By attacking mostly north-east Nigeria and killing mostly innocent Muslims (although you’ve been able to hit distant major cities too), you seriously violate the rules of war which the international community actually copied from Islam. In the early 7th century, for instance, the first Caliph, Abu Bakr, whilst instructing his Muslim army, laid down the following rules concerning warfare: ‘Stop, O people, that I may give you ten rules for your guidance in the battlefield: … Neither kill a child, nor a woman, nor an aged man … You are likely to pass by people who have devoted their lives to monastic services; leave them alone.’ The United States Code of Military Justice (UCMJ) is pretty much a carbon copy of Abu Bakr’s instructions.

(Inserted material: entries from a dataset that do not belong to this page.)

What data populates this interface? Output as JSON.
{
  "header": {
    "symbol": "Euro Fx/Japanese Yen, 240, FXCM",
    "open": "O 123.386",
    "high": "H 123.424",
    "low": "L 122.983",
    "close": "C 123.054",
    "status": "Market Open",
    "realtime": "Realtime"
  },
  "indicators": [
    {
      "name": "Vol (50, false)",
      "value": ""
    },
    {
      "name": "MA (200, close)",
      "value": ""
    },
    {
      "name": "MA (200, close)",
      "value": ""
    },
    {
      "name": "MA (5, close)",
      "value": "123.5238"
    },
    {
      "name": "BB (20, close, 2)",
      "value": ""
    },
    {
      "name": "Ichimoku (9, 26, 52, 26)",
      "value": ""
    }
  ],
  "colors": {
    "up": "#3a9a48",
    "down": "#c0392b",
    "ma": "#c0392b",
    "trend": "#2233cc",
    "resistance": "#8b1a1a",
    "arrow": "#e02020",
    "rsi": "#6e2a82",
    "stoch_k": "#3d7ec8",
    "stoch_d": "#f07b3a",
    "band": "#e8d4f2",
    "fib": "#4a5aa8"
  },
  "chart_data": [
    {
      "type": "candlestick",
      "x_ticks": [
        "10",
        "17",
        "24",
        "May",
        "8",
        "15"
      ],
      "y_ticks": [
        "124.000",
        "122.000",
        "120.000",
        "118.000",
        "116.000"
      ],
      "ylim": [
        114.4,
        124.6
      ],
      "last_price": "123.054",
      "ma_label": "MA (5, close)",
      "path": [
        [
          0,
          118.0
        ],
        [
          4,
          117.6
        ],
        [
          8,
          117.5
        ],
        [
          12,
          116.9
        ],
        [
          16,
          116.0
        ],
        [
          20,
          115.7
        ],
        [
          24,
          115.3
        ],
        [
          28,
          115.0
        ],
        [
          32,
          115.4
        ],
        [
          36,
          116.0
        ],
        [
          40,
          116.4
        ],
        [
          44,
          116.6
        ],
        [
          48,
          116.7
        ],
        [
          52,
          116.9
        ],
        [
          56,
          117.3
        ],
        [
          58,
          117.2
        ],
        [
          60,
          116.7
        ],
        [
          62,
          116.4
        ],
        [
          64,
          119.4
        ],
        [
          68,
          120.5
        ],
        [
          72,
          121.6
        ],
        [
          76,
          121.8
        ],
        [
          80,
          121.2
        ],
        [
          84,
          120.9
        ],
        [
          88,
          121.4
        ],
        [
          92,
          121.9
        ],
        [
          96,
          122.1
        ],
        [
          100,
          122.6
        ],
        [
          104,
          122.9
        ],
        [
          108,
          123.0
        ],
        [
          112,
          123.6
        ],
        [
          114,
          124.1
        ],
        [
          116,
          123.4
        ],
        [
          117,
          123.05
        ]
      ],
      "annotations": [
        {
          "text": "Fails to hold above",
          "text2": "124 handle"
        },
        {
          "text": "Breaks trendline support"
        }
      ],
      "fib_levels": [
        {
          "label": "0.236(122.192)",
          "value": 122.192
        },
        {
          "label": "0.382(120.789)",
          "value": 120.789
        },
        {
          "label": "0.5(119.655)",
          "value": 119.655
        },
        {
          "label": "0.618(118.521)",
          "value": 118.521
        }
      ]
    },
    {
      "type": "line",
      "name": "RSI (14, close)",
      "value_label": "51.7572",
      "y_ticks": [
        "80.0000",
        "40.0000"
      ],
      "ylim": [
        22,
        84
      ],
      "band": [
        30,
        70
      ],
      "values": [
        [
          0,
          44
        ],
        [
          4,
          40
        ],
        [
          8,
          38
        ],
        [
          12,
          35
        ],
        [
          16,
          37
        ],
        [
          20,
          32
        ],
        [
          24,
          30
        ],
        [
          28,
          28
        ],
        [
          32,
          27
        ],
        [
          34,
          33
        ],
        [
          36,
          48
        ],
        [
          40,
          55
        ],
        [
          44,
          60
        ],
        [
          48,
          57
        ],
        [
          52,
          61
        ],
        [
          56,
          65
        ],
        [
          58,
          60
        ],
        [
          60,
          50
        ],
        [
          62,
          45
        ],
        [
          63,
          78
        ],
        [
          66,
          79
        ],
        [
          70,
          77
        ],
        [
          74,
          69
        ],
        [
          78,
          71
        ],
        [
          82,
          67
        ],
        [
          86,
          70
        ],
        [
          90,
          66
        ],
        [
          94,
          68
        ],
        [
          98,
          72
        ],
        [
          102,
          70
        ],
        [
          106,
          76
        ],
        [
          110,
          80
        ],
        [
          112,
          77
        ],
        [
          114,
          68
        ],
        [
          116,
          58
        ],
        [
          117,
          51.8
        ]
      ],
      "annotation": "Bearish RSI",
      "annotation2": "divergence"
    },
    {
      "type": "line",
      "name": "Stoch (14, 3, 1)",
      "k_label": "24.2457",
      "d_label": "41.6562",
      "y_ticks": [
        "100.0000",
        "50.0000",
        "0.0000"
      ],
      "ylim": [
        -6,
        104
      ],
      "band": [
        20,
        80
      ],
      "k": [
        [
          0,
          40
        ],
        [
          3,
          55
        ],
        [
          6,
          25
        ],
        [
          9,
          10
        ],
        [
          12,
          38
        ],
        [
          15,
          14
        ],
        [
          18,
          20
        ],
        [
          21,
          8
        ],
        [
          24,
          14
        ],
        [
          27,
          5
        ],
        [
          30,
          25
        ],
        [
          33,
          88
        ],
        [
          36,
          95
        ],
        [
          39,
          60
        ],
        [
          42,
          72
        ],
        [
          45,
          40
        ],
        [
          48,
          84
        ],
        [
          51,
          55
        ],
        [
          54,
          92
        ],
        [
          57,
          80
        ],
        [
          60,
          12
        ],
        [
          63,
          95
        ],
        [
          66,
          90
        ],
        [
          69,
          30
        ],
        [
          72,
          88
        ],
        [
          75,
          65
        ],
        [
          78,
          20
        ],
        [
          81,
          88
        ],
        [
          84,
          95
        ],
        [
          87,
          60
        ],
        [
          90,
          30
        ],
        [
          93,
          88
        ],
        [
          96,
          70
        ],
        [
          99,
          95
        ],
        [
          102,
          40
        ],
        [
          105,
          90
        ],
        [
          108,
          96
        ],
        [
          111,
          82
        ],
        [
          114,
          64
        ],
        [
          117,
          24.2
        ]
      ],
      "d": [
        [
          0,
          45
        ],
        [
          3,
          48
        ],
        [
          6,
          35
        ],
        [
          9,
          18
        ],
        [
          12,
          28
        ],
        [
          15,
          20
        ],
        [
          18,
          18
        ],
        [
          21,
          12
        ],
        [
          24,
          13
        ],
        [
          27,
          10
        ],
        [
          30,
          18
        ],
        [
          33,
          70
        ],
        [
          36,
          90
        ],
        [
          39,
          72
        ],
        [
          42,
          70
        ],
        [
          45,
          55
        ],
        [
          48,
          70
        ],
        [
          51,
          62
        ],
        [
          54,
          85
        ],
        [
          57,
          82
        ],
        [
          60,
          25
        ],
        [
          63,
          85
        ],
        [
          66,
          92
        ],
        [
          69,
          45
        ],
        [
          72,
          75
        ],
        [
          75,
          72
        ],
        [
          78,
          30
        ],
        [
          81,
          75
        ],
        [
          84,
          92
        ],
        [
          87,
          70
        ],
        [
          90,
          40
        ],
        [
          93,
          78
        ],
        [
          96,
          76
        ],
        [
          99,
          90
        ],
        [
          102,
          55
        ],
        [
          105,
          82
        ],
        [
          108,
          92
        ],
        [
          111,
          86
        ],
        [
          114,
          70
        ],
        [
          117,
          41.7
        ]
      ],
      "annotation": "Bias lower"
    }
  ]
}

Your want ‘southerners’ to leave the ‘North,’ while ‘northerners’ return to the North. How confused you are, and how little you know about Nigeria’s geography and faith communities, and the imperatives and values of inter-faith relations. Your cowardice and the inability of our security forces to contain your madness have elicited calls by some Christians for retaliatory or reprisal attacks on Muslims. In practice, that means I’ll first kill my Muslim driver; while my parish priest may have to kill the Muslim Mai Guard at the church before giving me Holy Communion. I know that’s what you want, but most Christians know better.
The common enemy, the GRA Lords, have created the prevailing crises of violence, poverty and morality in the country. Your prime target in the north should be to get them to stop their double-speak, and possibly clean up the image of Islam which they have soiled irretrievably through the abuse of their Western education and state-sanctioned brigandage while they chop off your fingers for stealing chickens. The recent nationwide strike and revolt against fuel subsidy removal succeeded, thanks to an unprecedented ecumenical group of Muslims and Christians united by their anger against the predatory Nigerian state. Why not exploit the potential for this ecumenical and activist theology to create new institutions to express your agency, and possibly, forge a Nigeria where all of us have dignity and a future?